The V/Q relationship varies throughout the lungs. During spontaneous ventilation in the upright position, distribution of ventilation and perfusion is not uniform throughout the lungs. In the normal setting, ventilation and perfusion are matched adequately throughout the lung with the bases receiving substantially more of both than the apices. The distribution of perfusion throughout the lung is partly due to the effects of gravity and partly anatomical with improved flow to the bases. In the upright position, the perfusion pressure at the base of the lung is equal to the mean pulmonary arterial pressure plus the hydrostatic pressure between the pulmonary artery and lung base. At the apices, the hydrostatic pressure difference is subtracted from the pulmonary artery pressure with a resulting low pressure that may at times fall below the alveolar pressures, leading to vessel compression and intermittent cessation of blood flow. This gravity-induced distribution pattern is explained by the West three zone model (Figure 11).

Figure 11


The distribution of ventilation across the lung is related to the position of each area on the compliance curve at the point of FRC. Because the bases are on a more favourable part of the compliance curve than the apices, they gain more volume change for the pressure change applied and thus receive a greater degree of ventilation.

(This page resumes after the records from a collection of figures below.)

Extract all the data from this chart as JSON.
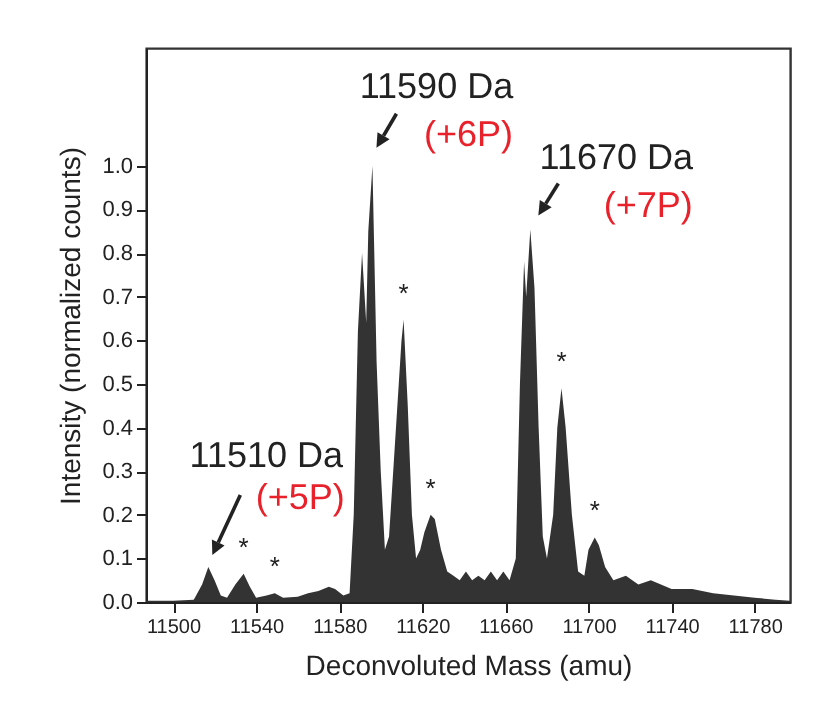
{
  "chart_data": {
    "type": "area",
    "xlabel": "Deconvoluted Mass (amu)",
    "ylabel": "Intensity (normalized counts)",
    "xlim": [
      11487,
      11797
    ],
    "ylim": [
      0,
      1.27
    ],
    "xticks": [
      11500,
      11540,
      11580,
      11620,
      11660,
      11700,
      11740,
      11780
    ],
    "yticks": [
      {
        "value": 0,
        "label": "0.0"
      },
      {
        "value": 0.1,
        "label": "0.1"
      },
      {
        "value": 0.2,
        "label": "0.2"
      },
      {
        "value": 0.3,
        "label": "0.3"
      },
      {
        "value": 0.4,
        "label": "0.4"
      },
      {
        "value": 0.5,
        "label": "0.5"
      },
      {
        "value": 0.6,
        "label": "0.6"
      },
      {
        "value": 0.7,
        "label": "0.7"
      },
      {
        "value": 0.8,
        "label": "0.8"
      },
      {
        "value": 0.9,
        "label": "0.9"
      },
      {
        "value": 1,
        "label": "1.0"
      }
    ],
    "grid": false,
    "legend": false,
    "x": [
      11487,
      11500,
      11510,
      11514,
      11517,
      11520,
      11523,
      11526,
      11530,
      11534,
      11537,
      11540,
      11545,
      11549,
      11553,
      11560,
      11565,
      11570,
      11575,
      11578,
      11582,
      11585,
      11587,
      11589,
      11591,
      11593,
      11594,
      11596,
      11598,
      11600,
      11602,
      11604,
      11606,
      11608,
      11610,
      11611,
      11613,
      11615,
      11617,
      11619,
      11621,
      11624,
      11626,
      11629,
      11632,
      11635,
      11638,
      11641,
      11644,
      11647,
      11650,
      11653,
      11656,
      11659,
      11662,
      11665,
      11667,
      11669,
      11670,
      11672,
      11674,
      11676,
      11678,
      11680,
      11683,
      11685,
      11687,
      11689,
      11692,
      11695,
      11698,
      11700,
      11703,
      11705,
      11708,
      11712,
      11718,
      11724,
      11730,
      11740,
      11750,
      11760,
      11770,
      11780,
      11790,
      11797
    ],
    "series": [
      {
        "color": "#333333",
        "values": [
          0.003,
          0.003,
          0.005,
          0.04,
          0.08,
          0.05,
          0.015,
          0.01,
          0.04,
          0.065,
          0.035,
          0.01,
          0.015,
          0.02,
          0.01,
          0.012,
          0.02,
          0.025,
          0.035,
          0.03,
          0.015,
          0.02,
          0.2,
          0.62,
          0.8,
          0.64,
          0.85,
          1.0,
          0.55,
          0.3,
          0.12,
          0.15,
          0.3,
          0.45,
          0.6,
          0.647,
          0.45,
          0.2,
          0.1,
          0.12,
          0.16,
          0.2,
          0.19,
          0.12,
          0.07,
          0.06,
          0.05,
          0.07,
          0.05,
          0.06,
          0.05,
          0.07,
          0.05,
          0.07,
          0.05,
          0.1,
          0.5,
          0.78,
          0.7,
          0.854,
          0.72,
          0.4,
          0.15,
          0.1,
          0.2,
          0.4,
          0.49,
          0.4,
          0.2,
          0.07,
          0.06,
          0.12,
          0.148,
          0.13,
          0.08,
          0.05,
          0.06,
          0.04,
          0.05,
          0.03,
          0.03,
          0.02,
          0.015,
          0.01,
          0.005,
          0.003
        ]
      }
    ],
    "annotations": [
      {
        "text": "11510 Da",
        "x": 11517,
        "y": 0.08
      },
      {
        "text": "(+5P)",
        "x": 11517,
        "y": 0.08
      },
      {
        "text": "11590 Da",
        "x": 11596,
        "y": 1.0
      },
      {
        "text": "(+6P)",
        "x": 11596,
        "y": 1.0
      },
      {
        "text": "11670 Da",
        "x": 11672,
        "y": 0.854
      },
      {
        "text": "(+7P)",
        "x": 11672,
        "y": 0.854
      },
      {
        "text": "*",
        "x": 11534,
        "y": 0.065
      },
      {
        "text": "*",
        "x": 11549,
        "y": 0.02
      },
      {
        "text": "*",
        "x": 11611,
        "y": 0.647
      },
      {
        "text": "*",
        "x": 11624,
        "y": 0.2
      },
      {
        "text": "*",
        "x": 11687,
        "y": 0.49
      },
      {
        "text": "*",
        "x": 11703,
        "y": 0.148
      }
    ]
  }
}
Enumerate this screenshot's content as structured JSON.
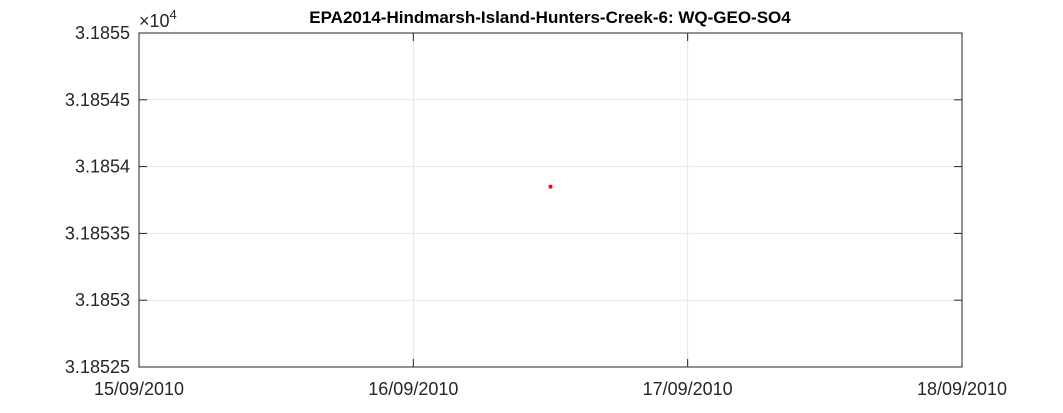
{
  "chart_data": {
    "type": "scatter",
    "title": "EPA2014-Hindmarsh-Island-Hunters-Creek-6: WQ-GEO-SO4",
    "xlabel": "",
    "ylabel": "",
    "x_ticks": [
      "15/09/2010",
      "16/09/2010",
      "17/09/2010",
      "18/09/2010"
    ],
    "xlim": [
      "15/09/2010",
      "18/09/2010"
    ],
    "y_ticks": [
      "3.18525",
      "3.1853",
      "3.18535",
      "3.1854",
      "3.18545",
      "3.1855"
    ],
    "ylim": [
      3.18525,
      3.1855
    ],
    "y_multiplier": {
      "base": "×10",
      "exponent": "4"
    },
    "grid": true,
    "series": [
      {
        "color": "#ff0000",
        "points": [
          {
            "x": "16/09/2010 12:00",
            "y": 3.185385
          }
        ]
      }
    ]
  }
}
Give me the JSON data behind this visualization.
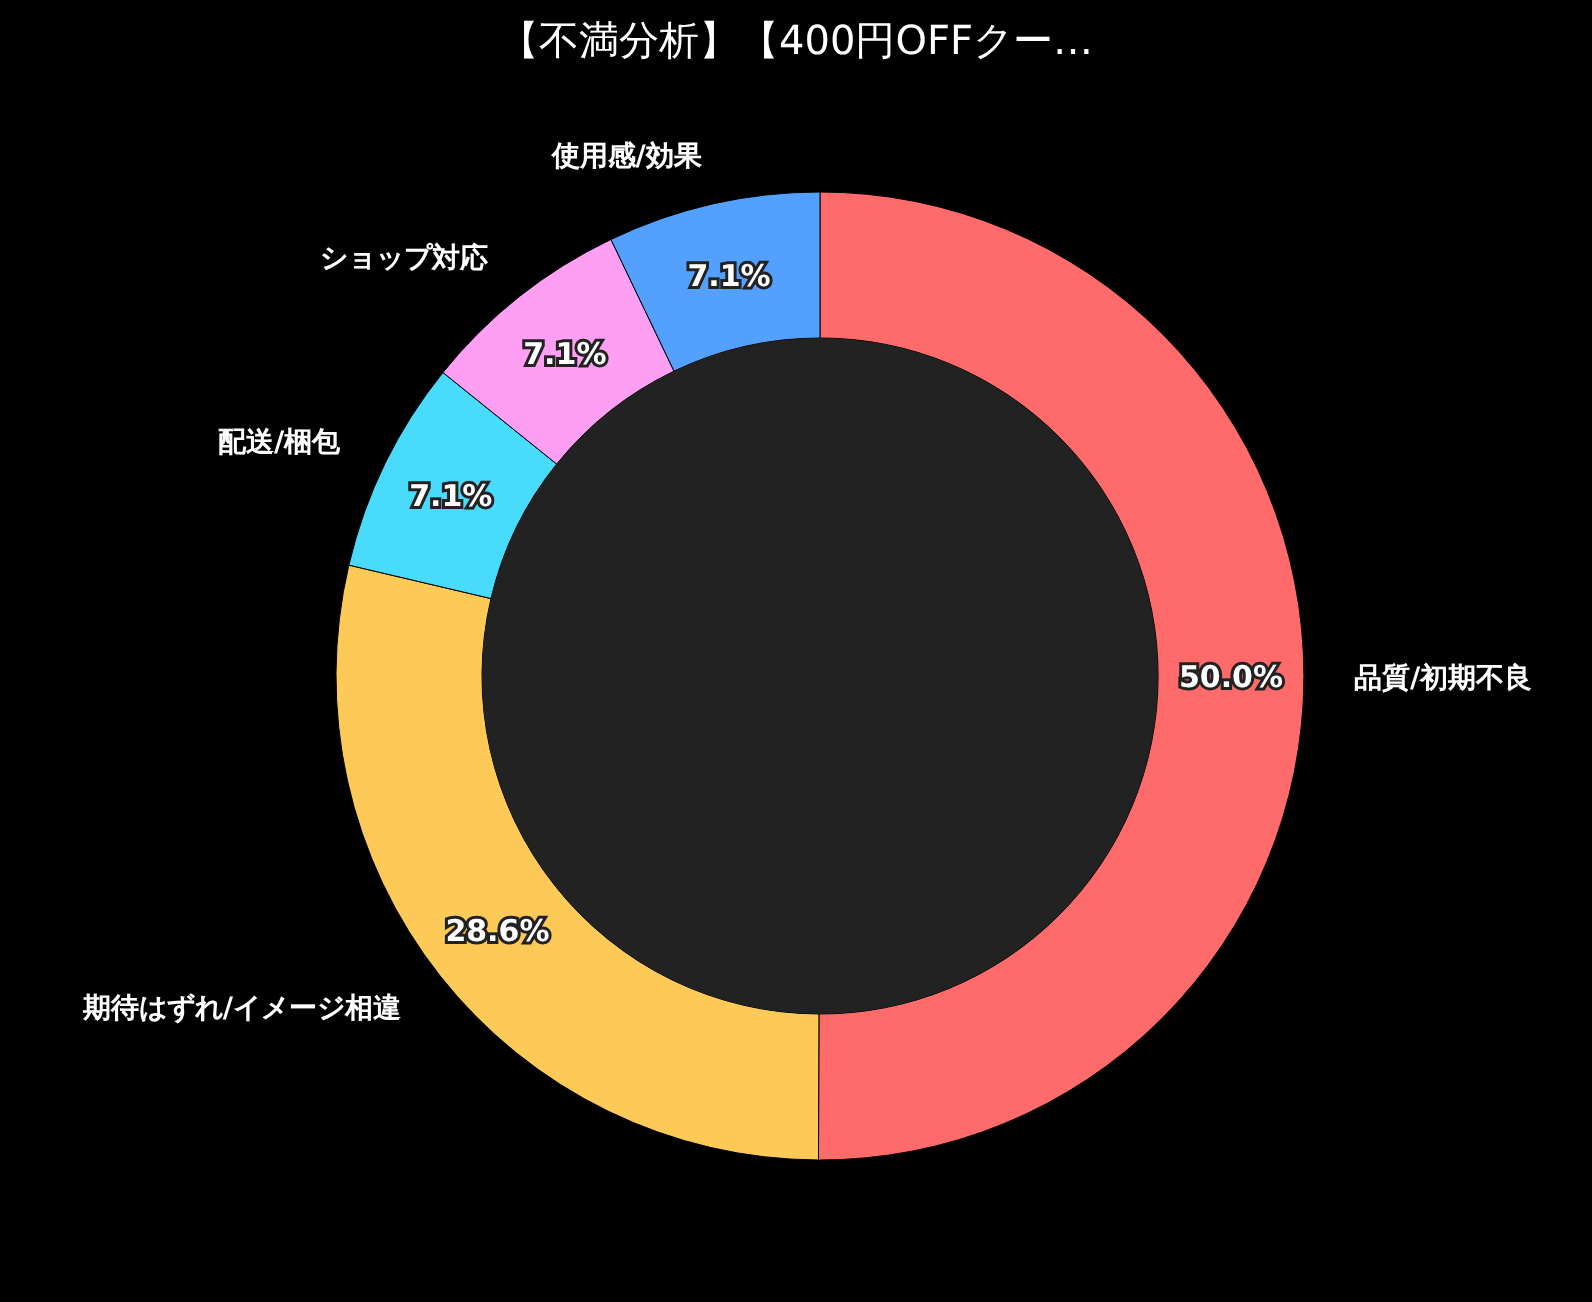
{
  "chart_data": {
    "type": "donut",
    "title": "【不満分析】【400円OFFクー…",
    "categories": [
      "品質/初期不良",
      "期待はずれ/イメージ相違",
      "配送/梱包",
      "ショップ対応",
      "使用感/効果"
    ],
    "values": [
      50.0,
      28.6,
      7.1,
      7.1,
      7.1
    ],
    "colors": [
      "#ff6b6b",
      "#feca57",
      "#48dbfb",
      "#ff9ff3",
      "#54a0ff"
    ],
    "value_labels": [
      "50.0%",
      "28.6%",
      "7.1%",
      "7.1%",
      "7.1%"
    ]
  }
}
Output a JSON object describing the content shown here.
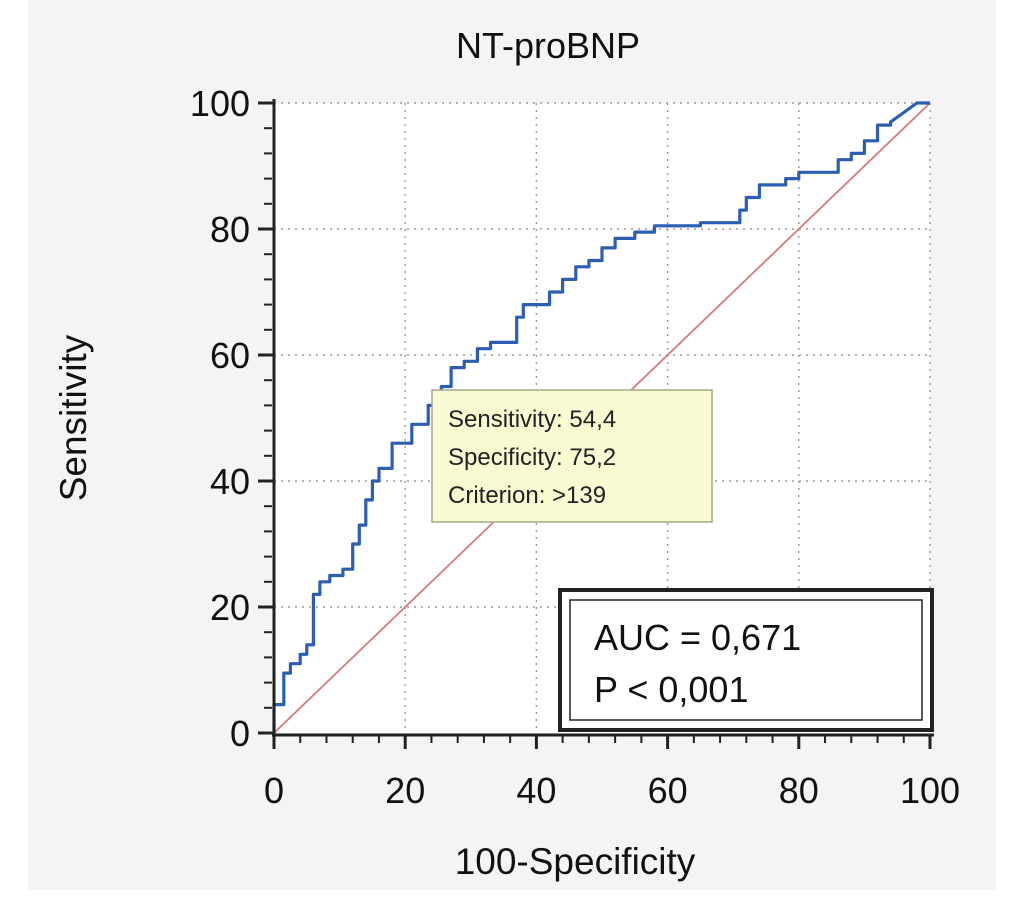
{
  "chart_data": {
    "type": "line",
    "title": "NT-proBNP",
    "xlabel": "100-Specificity",
    "ylabel": "Sensitivity",
    "xlim": [
      0,
      100
    ],
    "ylim": [
      0,
      100
    ],
    "xticks": [
      "0",
      "20",
      "40",
      "60",
      "80",
      "100"
    ],
    "yticks": [
      "0",
      "20",
      "40",
      "60",
      "80",
      "100"
    ],
    "grid": true,
    "series": [
      {
        "color": "#2c5fb3",
        "points": [
          [
            0,
            0
          ],
          [
            0,
            4.5
          ],
          [
            1.5,
            4.5
          ],
          [
            1.5,
            9.5
          ],
          [
            2.5,
            9.5
          ],
          [
            2.5,
            11
          ],
          [
            4,
            11
          ],
          [
            4,
            12.5
          ],
          [
            5,
            12.5
          ],
          [
            5,
            14
          ],
          [
            6,
            14
          ],
          [
            6,
            22
          ],
          [
            7,
            22
          ],
          [
            7,
            24
          ],
          [
            8.5,
            24
          ],
          [
            8.5,
            25
          ],
          [
            10.5,
            25
          ],
          [
            10.5,
            26
          ],
          [
            12,
            26
          ],
          [
            12,
            30
          ],
          [
            13,
            30
          ],
          [
            13,
            33
          ],
          [
            14,
            33
          ],
          [
            14,
            37
          ],
          [
            15,
            37
          ],
          [
            15,
            40
          ],
          [
            16,
            40
          ],
          [
            16,
            42
          ],
          [
            18,
            42
          ],
          [
            18,
            46
          ],
          [
            21,
            46
          ],
          [
            21,
            49
          ],
          [
            23.5,
            49
          ],
          [
            23.5,
            52
          ],
          [
            25.5,
            52
          ],
          [
            25.5,
            55
          ],
          [
            27,
            55
          ],
          [
            27,
            58
          ],
          [
            29,
            58
          ],
          [
            29,
            59
          ],
          [
            31,
            59
          ],
          [
            31,
            61
          ],
          [
            33,
            61
          ],
          [
            33,
            62
          ],
          [
            37,
            62
          ],
          [
            37,
            66
          ],
          [
            38,
            66
          ],
          [
            38,
            68
          ],
          [
            42,
            68
          ],
          [
            42,
            70
          ],
          [
            44,
            70
          ],
          [
            44,
            72
          ],
          [
            46,
            72
          ],
          [
            46,
            74
          ],
          [
            48,
            74
          ],
          [
            48,
            75
          ],
          [
            50,
            75
          ],
          [
            50,
            77
          ],
          [
            52,
            77
          ],
          [
            52,
            78.5
          ],
          [
            55,
            78.5
          ],
          [
            55,
            79.5
          ],
          [
            58,
            79.5
          ],
          [
            58,
            80.5
          ],
          [
            65,
            80.5
          ],
          [
            65,
            81
          ],
          [
            71,
            81
          ],
          [
            71,
            83
          ],
          [
            72,
            83
          ],
          [
            72,
            85
          ],
          [
            74,
            85
          ],
          [
            74,
            87
          ],
          [
            78,
            87
          ],
          [
            78,
            88
          ],
          [
            80,
            88
          ],
          [
            80,
            89
          ],
          [
            86,
            89
          ],
          [
            86,
            91
          ],
          [
            88,
            91
          ],
          [
            88,
            92
          ],
          [
            90,
            92
          ],
          [
            90,
            94
          ],
          [
            92,
            94
          ],
          [
            92,
            96.5
          ],
          [
            94,
            96.5
          ],
          [
            94,
            97
          ],
          [
            96,
            98.5
          ],
          [
            98,
            100
          ],
          [
            100,
            100
          ]
        ]
      },
      {
        "color": "#d87a7a",
        "points": [
          [
            0,
            0
          ],
          [
            100,
            100
          ]
        ]
      }
    ],
    "annotations": {
      "tooltip": {
        "lines": [
          "Sensitivity: 54,4",
          "Specificity: 75,2",
          "Criterion: >139"
        ],
        "background": "#fafad2"
      },
      "auc_box": {
        "lines": [
          "AUC = 0,671",
          "P < 0,001"
        ]
      }
    }
  }
}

Although the inequality between bases and apices is less marked for ventilation than perfusion, overall there is still good V/Q matching and efficient oxygenation of blood passing through the lungs. Disturbance of this distribution can lead to V/Q mismatching (Figure 12). For an area of low V/Q the blood flowing through it is incompletely oxygenated resulting in a decreased level of arterial oxygenation. Providing some ventilation is occurring in an area of low V/Q, the hypoxaemia can normally be corrected by increasing the FiO2.

Figure 12


V/Q mismatch commonly occurs during anaesthesia because the FRC falls, leading to a change in the position of the lung on the compliance curve. The apices move to the most favourable part of the curve while the bases are located on a less favourable part at the bottom of the curve.

Alveolar dead space

Dead space is an area of lung where no significant gas exchange occurs. The physiological dead space equals anatomical plus alveolar dead space. Anatomical dead space includes the conducting airways not lined with respiratory epithelium. Alveolar dead space describes ventilated lung normally contributing to gas exchange, but not doing so because of impaired perfusion. The ratio (Vd/Vt) of dead space volume (Vd) and the volume of ventilation to perfused alveoli (Vt) is normally 0.3. The Vd/Vt ratio increases in conditions such as chronic obstructive pulmonary disease (COPD) because of increased anatomical dead space from lung parenchymal destruction. Beyond a Vd/Vt ratio of 0.7–0.8, spontaneous breathing is no longer possible because the increased work of breathing gives rise to more CO2 than can be exhaled.